Lantana Shrub Affecting Premier Tiger Habitats of India
2010-02-03 12:39:57 - Lantana is a type of perennial flowering plant mainly found in tropical regions of Africa and America. Commonly referred to as shrub verbenas or lantanas, these plants are 1.6 - 6.6 ft tall and can be found in a mix of colors like red, yellow, orange, white and blue. As they mature, these flowers change their color resulting in two or three- colored blossoming.
Lantana seeds are spread due to their characteristic leaves and birds feeding on its fruits. However, some species of this shrub are considered to be highly toxic weeds. Lantana leaves, poisonous for most animals is found to be responsible for depletion of natural ecosystem. In addition to this, since Lantana shrubs survive in carbon dioxide (CO2) rich atmosphere, its spread eventually results in increase of CO2 level in the atmosphere.
Imported as an ornamental shrub from South America, Lantana shrub presently covers over 25% of prime forest region, spanning all across India. There is no clear answer with the forest officials as to how Lantana spread so fast in the last decade.

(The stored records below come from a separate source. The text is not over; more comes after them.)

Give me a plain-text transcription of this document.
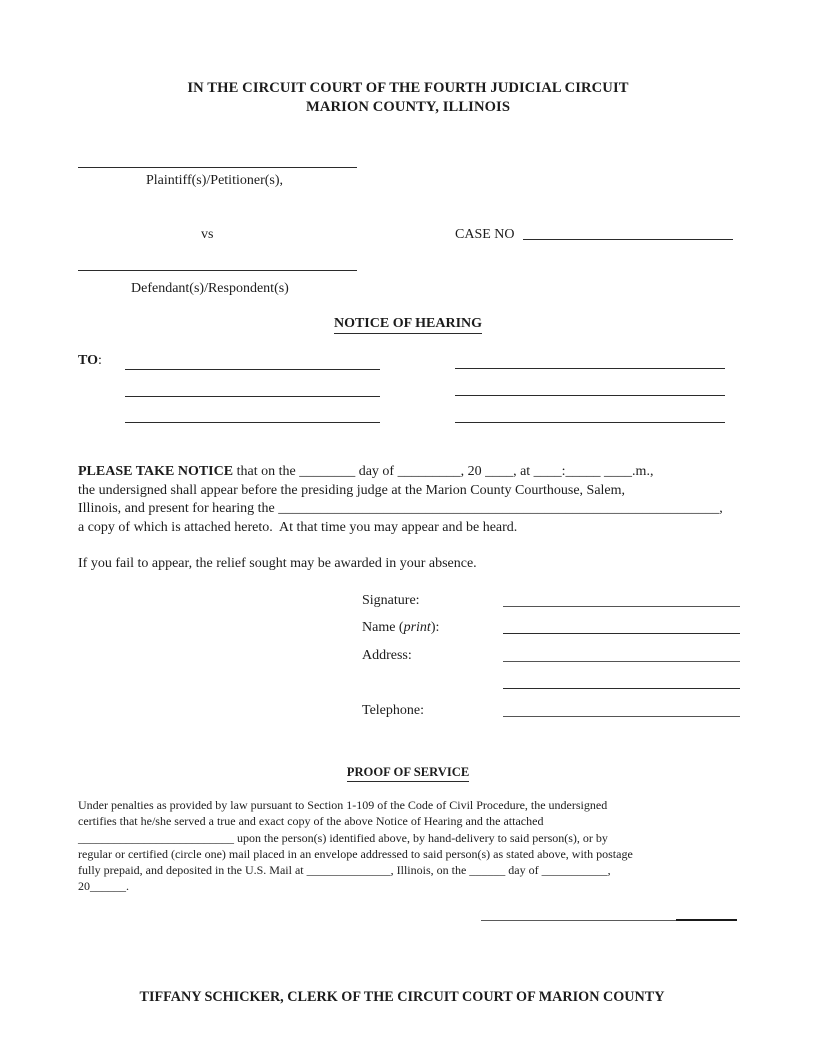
IN THE CIRCUIT COURT OF THE FOURTH JUDICIAL CIRCUIT
MARION COUNTY, ILLINOIS
Plaintiff(s)/Petitioner(s),
vs	CASE NO
Defendant(s)/Respondent(s)
NOTICE OF HEARING
TO:
PLEASE TAKE NOTICE that on the ________ day of _________, 20 ____, at ____:_____ ____.m.,
the undersigned shall appear before the presiding judge at the Marion County Courthouse, Salem,
Illinois, and present for hearing the _______________________________________________________________,
a copy of which is attached hereto.  At that time you may appear and be heard.
If you fail to appear, the relief sought may be awarded in your absence.
Signature:
Name (print):
Address:
Telephone:
PROOF OF SERVICE
Under penalties as provided by law pursuant to Section 1-109 of the Code of Civil Procedure, the undersigned
certifies that he/she served a true and exact copy of the above Notice of Hearing and the attached
__________________________ upon the person(s) identified above, by hand-delivery to said person(s), or by
regular or certified (circle one) mail placed in an envelope addressed to said person(s) as stated above, with postage
fully prepaid, and deposited in the U.S. Mail at ______________, Illinois, on the ______ day of ___________,
20______.
TIFFANY SCHICKER, CLERK OF THE CIRCUIT COURT OF MARION COUNTY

Famous tiger habitats like Corbet National Park ( www.corbett-national-park.com/), Nagarahole National Park and Bandipur national parks are amongst the worst that have been hit by the spread of these shrubs. However, strangely though, Lantana shrub growth has not restricted the increase in tiger population in these forest reservoirs.
In the past, traveling around the Bandipur National Park http://www.indiawildliferesorts.com/national-parks/bandipur-national-park.html , one could easily get mesmerized by the Chitals gracefully roaming in the park. However, over the years, Lantana shrub has increasingly spread all across the forest regions due to which animal sightings have become a rare occasion here. Most carnivores and other animals hide under the thick shrubbery of Lantana plants. In addition to this, the wild floras of these natural reservoirs are now mostly covered with Lantana shrubs leaving very little space for the growth of any other tree.

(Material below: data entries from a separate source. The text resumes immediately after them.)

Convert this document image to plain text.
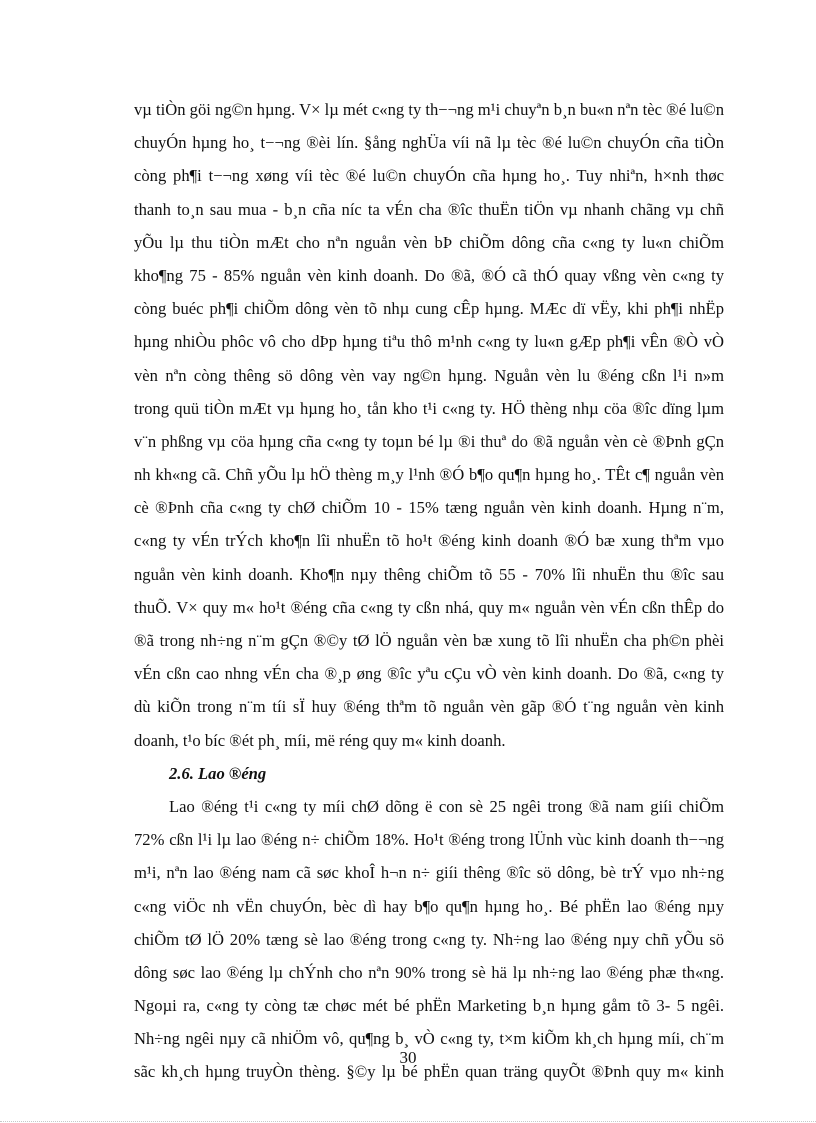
vµ tiÒn göi ng©n hµng. V× lµ mét c«ng ty th−¬ng m¹i chuyªn b¸n bu«n nªn tèc ®é lu©n
chuyÓn hµng ho¸ t−¬ng ®èi lín. §ång nghÜa víi nã lµ tèc ®é lu©n chuyÓn cña tiÒn
còng ph¶i t−¬ng xøng víi tèc ®é lu©n chuyÓn cña hµng ho¸. Tuy nhiªn, h×nh thøc
thanh to¸n sau mua - b¸n cña níc ta vÉn cha ®îc thuËn tiÖn vµ nhanh chãng vµ chñ
yÕu lµ thu tiÒn mÆt cho nªn nguån vèn bÞ chiÕm dông cña c«ng ty lu«n chiÕm
kho¶ng 75 - 85% nguån vèn kinh doanh. Do ®ã, ®Ó cã thÓ quay vßng vèn c«ng ty
còng buéc ph¶i chiÕm dông vèn tõ nhµ cung cÊp hµng. MÆc dï vËy, khi ph¶i nhËp
hµng nhiÒu phôc vô cho dÞp hµng tiªu thô m¹nh c«ng ty lu«n gÆp ph¶i vÊn ®Ò vÒ
vèn nªn còng thêng sö dông vèn vay ng©n hµng. Nguån vèn lu ®éng cßn l¹i n»m
trong quü tiÒn mÆt vµ hµng ho¸ tån kho t¹i c«ng ty. HÖ thèng nhµ cöa ®îc dïng lµm
v¨n phßng vµ cöa hµng cña c«ng ty toµn bé lµ ®i thuª do ®ã nguån vèn cè ®Þnh gÇn
nh kh«ng cã. Chñ yÕu lµ hÖ thèng m¸y l¹nh ®Ó b¶o qu¶n hµng ho¸. TÊt c¶ nguån vèn
cè ®Þnh cña c«ng ty chØ chiÕm 10 - 15% tæng nguån vèn kinh doanh. Hµng n¨m,
c«ng ty vÉn trÝch kho¶n lîi nhuËn tõ ho¹t ®éng kinh doanh ®Ó bæ xung thªm vµo
nguån vèn kinh doanh. Kho¶n nµy thêng chiÕm tõ 55 - 70% lîi nhuËn thu ®îc sau
thuÕ. V× quy m« ho¹t ®éng cña c«ng ty cßn nhá, quy m« nguån vèn vÉn cßn thÊp do
®ã trong nh÷ng n¨m gÇn ®©y tØ lÖ nguån vèn bæ xung tõ lîi nhuËn cha ph©n phèi
vÉn cßn cao nhng vÉn cha ®¸p øng ®îc yªu cÇu vÒ vèn kinh doanh. Do ®ã, c«ng ty
dù kiÕn trong n¨m tíi sÏ huy ®éng thªm tõ nguån vèn gãp ®Ó t¨ng nguån vèn kinh
doanh, t¹o bíc ®ét ph¸ míi, më réng quy m« kinh doanh.
2.6. Lao ®éng
Lao ®éng t¹i c«ng ty míi chØ dõng ë con sè 25 ngêi trong ®ã nam giíi chiÕm
72% cßn l¹i lµ lao ®éng n÷ chiÕm 18%. Ho¹t ®éng trong lÜnh vùc kinh doanh th−¬ng
m¹i, nªn lao ®éng nam cã søc khoÎ h¬n n÷ giíi thêng ®îc sö dông, bè trÝ vµo nh÷ng
c«ng viÖc nh vËn chuyÓn, bèc dì hay b¶o qu¶n hµng ho¸. Bé phËn lao ®éng nµy
chiÕm tØ lÖ 20% tæng sè lao ®éng trong c«ng ty. Nh÷ng lao ®éng nµy chñ yÕu sö
dông søc lao ®éng lµ chÝnh cho nªn 90% trong sè hä lµ nh÷ng lao ®éng phæ th«ng.
Ngoµi ra, c«ng ty còng tæ chøc mét bé phËn Marketing b¸n hµng gåm tõ 3- 5 ngêi.
Nh÷ng ngêi nµy cã nhiÖm vô, qu¶ng b¸ vÒ c«ng ty, t×m kiÕm kh¸ch hµng míi, ch¨m
sãc kh¸ch hµng truyÒn thèng. §©y lµ bé phËn quan träng quyÕt ®Þnh quy m« kinh
30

Officials responsible for conservation of forests in India insist that they need more funds for effective management of Lantana spread. They are of the opinion that these shrubs should be removed during monsoon before the seeds mature. At the same time, some experts emphasize that these shrubs should be cut from two centimeters below the ground level so that it does not grow back again. A team of scientists have tried this method in Corbett National Park recently and have claimed success.
However, there are many who oppose the removal of Lantana shrubs arguing that it acts as ambush for tigers and other animals. They point out that as it is the forests face too much of human interference, therefore they should be left alone, and the fate of the Lantana shrubs will be eventually decided over time by natural dominance of other species of plants.